This is a super easy recipe for apple cider vinegar. Essentially cider vinegar is just apple juice that’s fermented through the hard cider stage into the vinegar stage.
This recipe only involves two simple ingredients: apple juice, and apple cider vinegar with a “mother”. There are several brands of cider vinegar with mother available on the market, including: Viva Naturals, Bragg and Dynamic Health..
- 3 cups apple juice (pressed, not from concentrate)
- 1 cup apple cider vinegar (with mother) or 1 piece of mother
- Combine apple juice and mother in a glass jar.
- Cover with a breathable cotton cloth, firmly attached (with a rubber band or a mason jar ring).
- Leave it in a dark cool location (like a cupboard) until ready for use (or at least 2 months).
-Unless you test for pH, you have no idea what the actual pH is, so don’t use for pickling.
-The mother can become thick and rubbery, and there might also be dark floating bits, both of these things are fine.
-Feel free to filter out the floating bits before use, if you want a clear product. This is easily done by pouring the vinegar through a coffee filter.

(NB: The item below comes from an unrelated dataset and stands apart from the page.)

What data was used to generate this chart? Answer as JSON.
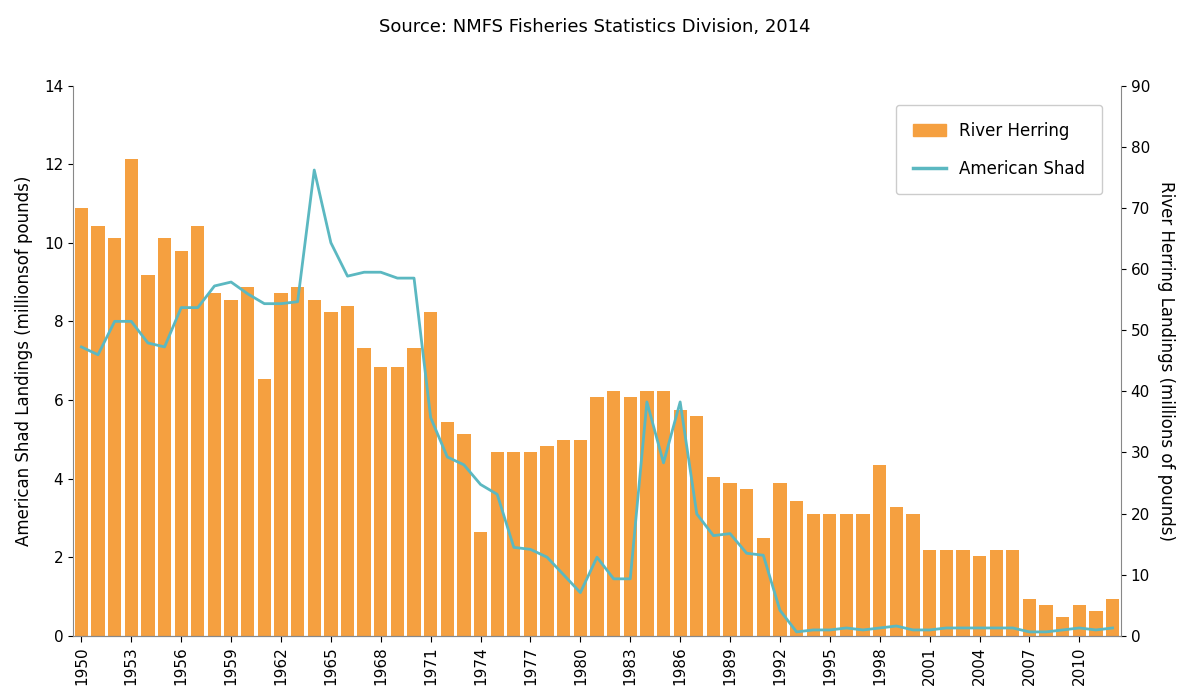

-It may grow mold. Particularly if it’s too warm, near other cultures, or made from heavily processed apple juice (e.g. most brands that ship across the country). If this happens you’ll have to throw it away and start again.
Here is a picture of the mother that grew on my vinegar.
The darker liquid is the vinegar that I made, and the lighter liquid is fresh juice with the mother floating in it. I basically cycle through my cider vinegar, with one jar in use and another being cultured at the same time.
However you slice it, it’s worth it! There’s very little effort involved, and the cost of apple juice is far less then the cost of cider vinegar.